Mittwoch, 21. November 2012

Sterne sind selten Einzelkinder

Aus: Sterne und Weltraum, Dezember 2012

Heidelberg. Ein Stern wird geboren, wenn ein Teil einer kosmischen Gaswolke unter seiner eigenen Schwerkraft zusammen bricht. Junge Sterne setzen ihre Mutterwolke aber wortwörtlich unter Druck - und sorgen damit dafür, dass in seiner Nähe zügig weitere junge Sterne heranwachsen.

Kann sich ein Stern Nachbarsterne züchten? Ja – das ist sogar ein häufiges Phänomen.
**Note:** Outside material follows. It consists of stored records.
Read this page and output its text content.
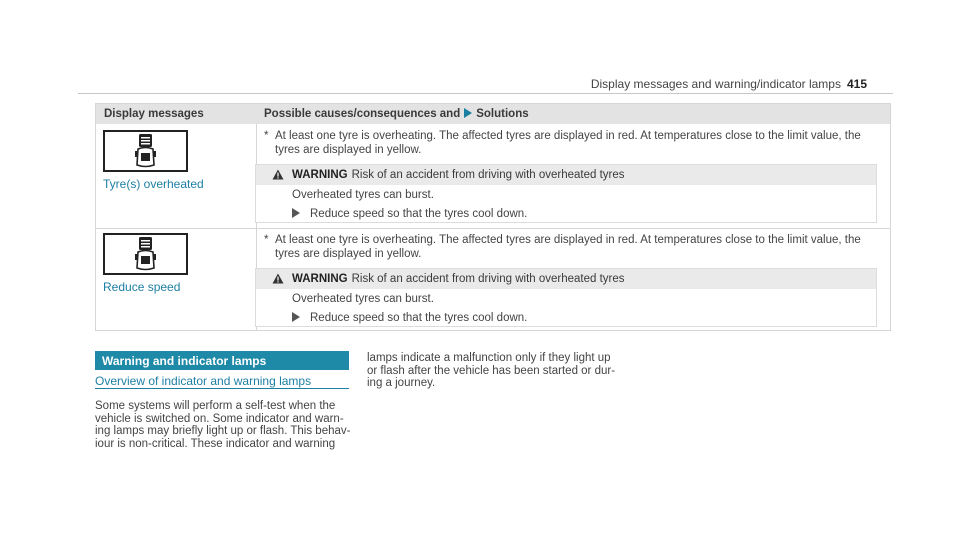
Display messages and warning/indicator lamps 415
Display messages	Possible causes/consequences and Solutions
Tyre(s) overheated
* At least one tyre is overheating. The affected tyres are displayed in red. At temperatures close to the limit value, the
tyres are displayed in yellow.
WARNING Risk of an accident from driving with overheated tyres
Overheated tyres can burst.
Reduce speed so that the tyres cool down.
Reduce speed
* At least one tyre is overheating. The affected tyres are displayed in red. At temperatures close to the limit value, the
tyres are displayed in yellow.
WARNING Risk of an accident from driving with overheated tyres
Overheated tyres can burst.
Reduce speed so that the tyres cool down.
Warning and indicator lamps
Overview of indicator and warning lamps
Some systems will perform a self-test when the
vehicle is switched on. Some indicator and warn-
ing lamps may briefly light up or flash. This behav-
iour is non-critical. These indicator and warning
lamps indicate a malfunction only if they light up
or flash after the vehicle has been started or dur-
ing a journey.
In der Dezemberausgabe von Sterne und Weltraum wird beschrieben, wie Wissenschaftler diesen Prozess anhand einer interstellaren Gaswolke mit dem interessanten Namen Elefantenrüsselnebel nachvollzogen haben. Solche Nebel bestehen zum größten Teil aus molekularem Wasserstoff und liefern damit die Bausubstanz für neue Sterne, die den Wasserstoff als Brennmaterial benötigen.

Damit ein Stern entsteht, muss ein diffuser Nebel allerdings erst auf die hohen Drücke komprimiert werden, wie sie auch im Inneren unserer Sonne herrschen – und dabei kann ein bereits vorhandener Stern helfen! Trifft nämlich die Strahlung eines jungen und hellen Sterns auf eine Gaswolke, so drängt sie diese zurück und kann damit den Anstoß zur nötigen Komprimierung liefern. Weitere Sterne entstehen daher bevorzugt in der Nähe eines hellen Artgenossen.
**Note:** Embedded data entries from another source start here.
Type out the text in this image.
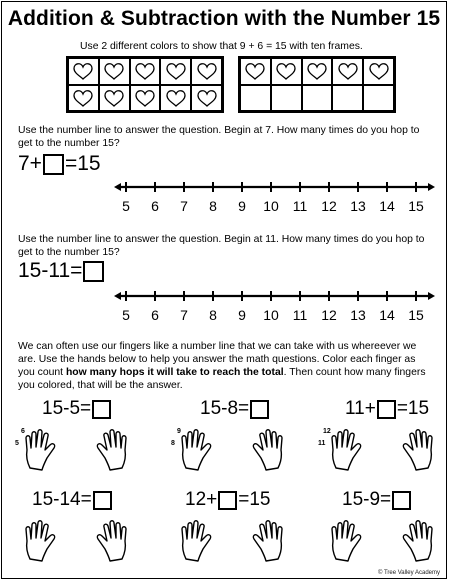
Addition & Subtraction with the Number 15
Use 2 different colors to show that 9 + 6 = 15 with ten frames.
Use the number line to answer the question. Begin at 7. How many times do you hop to get to the number 15?
7+ =15
5 6 7 8 9 10 11 12 13 14 15
Use the number line to answer the question. Begin at 11. How many times do you hop to get to the number 15?
15-11=
5 6 7 8 9 10 11 12 13 14 15
We can often use our fingers like a number line that we can take with us whereever we are. Use the hands below to help you answer the math questions. Color each finger as you count how many hops it will take to reach the total. Then count how many fingers you colored, that will be the answer.
15-5=
6
5
15-8=
9
8
11+ =15
12
11
15-14=	12+ =15	15-9=
© Tree Valley Academy
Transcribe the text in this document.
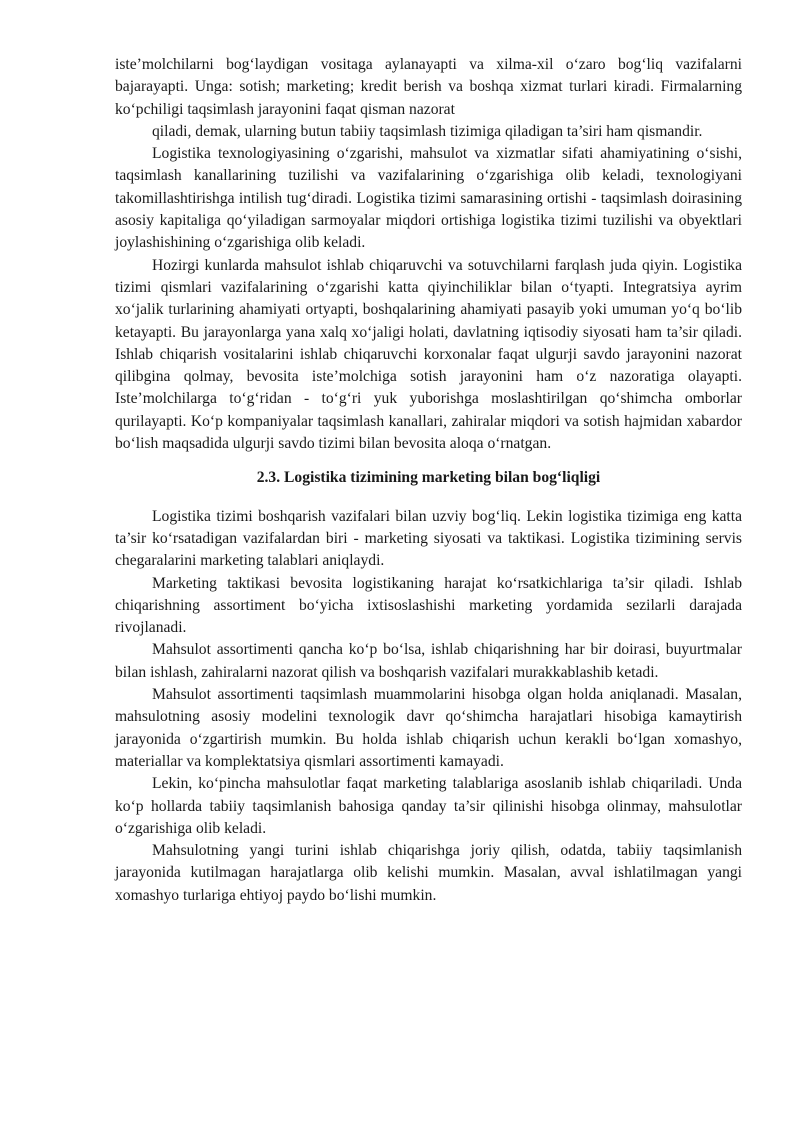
iste’molchilarni bog‘laydigan vositaga aylanayapti va xilma-xil o‘zaro bog‘liq vazifalarni bajarayapti. Unga: sotish; marketing; kredit berish va boshqa xizmat turlari kiradi. Firmalarning ko‘pchiligi taqsimlash jarayonini faqat qisman nazorat

qiladi, demak, ularning butun tabiiy taqsimlash tizimiga qiladigan ta’siri ham qismandir.

Logistika texnologiyasining o‘zgarishi, mahsulot va xizmatlar sifati ahamiyatining o‘sishi, taqsimlash kanallarining tuzilishi va vazifalarining o‘zgarishiga olib keladi, texnologiyani takomillashtirishga intilish tug‘diradi. Logistika tizimi samarasining ortishi - taqsimlash doirasining asosiy kapitaliga qo‘yiladigan sarmoyalar miqdori ortishiga logistika tizimi tuzilishi va obyektlari joylashishining o‘zgarishiga olib keladi.

Hozirgi kunlarda mahsulot ishlab chiqaruvchi va sotuvchilarni farqlash juda qiyin. Logistika tizimi qismlari vazifalarining o‘zgarishi katta qiyinchiliklar bilan o‘tyapti. Integratsiya ayrim xo‘jalik turlarining ahamiyati ortyapti, boshqalarining ahamiyati pasayib yoki umuman yo‘q bo‘lib ketayapti. Bu jarayonlarga yana xalq xo‘jaligi holati, davlatning iqtisodiy siyosati ham ta’sir qiladi. Ishlab chiqarish vositalarini ishlab chiqaruvchi korxonalar faqat ulgurji savdo jarayonini nazorat qilibgina qolmay, bevosita iste’molchiga sotish jarayonini ham o‘z nazoratiga olayapti. Iste’molchilarga to‘g‘ridan - to‘g‘ri yuk yuborishga moslashtirilgan qo‘shimcha omborlar qurilayapti. Ko‘p kompaniyalar taqsimlash kanallari, zahiralar miqdori va sotish hajmidan xabardor bo‘lish maqsadida ulgurji savdo tizimi bilan bevosita aloqa o‘rnatgan.

2.3. Logistika tizimining marketing bilan bog‘liqligi

Logistika tizimi boshqarish vazifalari bilan uzviy bog‘liq. Lekin logistika tizimiga eng katta ta’sir ko‘rsatadigan vazifalardan biri - marketing siyosati va taktikasi. Logistika tizimining servis chegaralarini marketing talablari aniqlaydi.

Marketing taktikasi bevosita logistikaning harajat ko‘rsatkichlariga ta’sir qiladi. Ishlab chiqarishning assortiment bo‘yicha ixtisoslashishi marketing yordamida sezilarli darajada rivojlanadi.

Mahsulot assortimenti qancha ko‘p bo‘lsa, ishlab chiqarishning har bir doirasi, buyurtmalar bilan ishlash, zahiralarni nazorat qilish va boshqarish vazifalari murakkablashib ketadi.

Mahsulot assortimenti taqsimlash muammolarini hisobga olgan holda aniqlanadi. Masalan, mahsulotning asosiy modelini texnologik davr qo‘shimcha harajatlari hisobiga kamaytirish jarayonida o‘zgartirish mumkin. Bu holda ishlab chiqarish uchun kerakli bo‘lgan xomashyo, materiallar va komplektatsiya qismlari assortimenti kamayadi.

Lekin, ko‘pincha mahsulotlar faqat marketing talablariga asoslanib ishlab chiqariladi. Unda ko‘p hollarda tabiiy taqsimlanish bahosiga qanday ta’sir qilinishi hisobga olinmay, mahsulotlar o‘zgarishiga olib keladi.

Mahsulotning yangi turini ishlab chiqarishga joriy qilish, odatda, tabiiy taqsimlanish jarayonida kutilmagan harajatlarga olib kelishi mumkin. Masalan, avval ishlatilmagan yangi xomashyo turlariga ehtiyoj paydo bo‘lishi mumkin.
Im Elefantenrüsselnebel haben Astronomen um Konstantin Getman von der Pennsylvania State University nun Hinweise auf diesen Mechanismus der Sternentstehung gefunden. In diesem Nebel identifizierten sie einen besonders hellen und mehrere junge Sterne. Das Alter und die räumliche Verteilung der jungen Sterne lässt dabei darauf schließen, dass sie ihre Existenz dem älteren Artgenossen zu verdanken haben.

Zum Hintergrund: Das Modell der Sternentstehung hat eine einfache Grundidee: Jedes Gas hat einen Druck. Wenn dieser Druck nicht ausreicht, um eine kosmische Wolke aus Gas gegen ihre eigene Schwerkraft zu schützen, so stürzt sie in sich zusammen. Der Kollaps schreitet voran, bis im Inneren der Wolke Druck und Temperatur so hoch werden, dass die Kernfusion zündet. Diese erzeugt Licht und Wärme, die den Druck in der Wolke erhöhen, bis er wieder die anziehende Wirkung der Schwerkraft ausgleichen kann. Dies verhindert einen weiteren Kollaps der nun leuchtenden Wolke – und damit ist ein neuer Stern geboren.

Sternentstehungsgebiete können vor allem mit Teleskopen beobachtet werden, die für Infrarotlicht empfindlich sind. Auf den Bildern solcher Teleskope erscheinen Sternentstehungsgebiete als ausgedehnte Nebelstrukturen, in die Sterne eingebettet sind. Oft zeigen sich dabei interessante Kombination aus Sternpositionen und der Struktur der Wolke: Besonders leuchtkräftige Sterne entwickeln einen starken Sternwind, der aus Lichtteilchen, so genannten Photonen, aber auch aus materiellen Partikeln besteht. Wenn dieser Sternwind auf den Nebel trifft, so drängt er diesen zurück und formt damit scharf begrenzte säulenartige Strukturen, die aus dem sonst diffusen Nebel heraus ragen. In astronomischen Aufnahmen erkennt man daher oft einen hellen Stern in der Nähe einer solchen Säule.

Wissenschaftler haben nun im Elefantenrüsselnebel genau eine solche Kombination aus einem hellen Stern und einer Nebelsäule genauer ausgewertet. Der Elefantenrüsselnebel liegt im Sternbild Kepheus, das von Deutschland aus das ganze Jahr sichtbar ist.

Das Team um Konstantin Getman konnte bei seiner Forschungsarbeit einen Stern im Elefantenrüsselnebel identifizieren, der den ihn umgebenden Nebel zurückdrängt und damit Sternentstehung auslöst. Gezogen hat das Team seine Schlüsse aus der Morphologie der Nebelwolke und aus dem Alter verschiedener Sterne, das mit wachsendem Abstand immer weiter abnimmt. Sie vermuten daher, dass die sich ausbreitende Strahlung von HD 206267 den Nebel in seiner Nähe zurückdrängte und damit die Entstehung der jungen Sterne auslöste.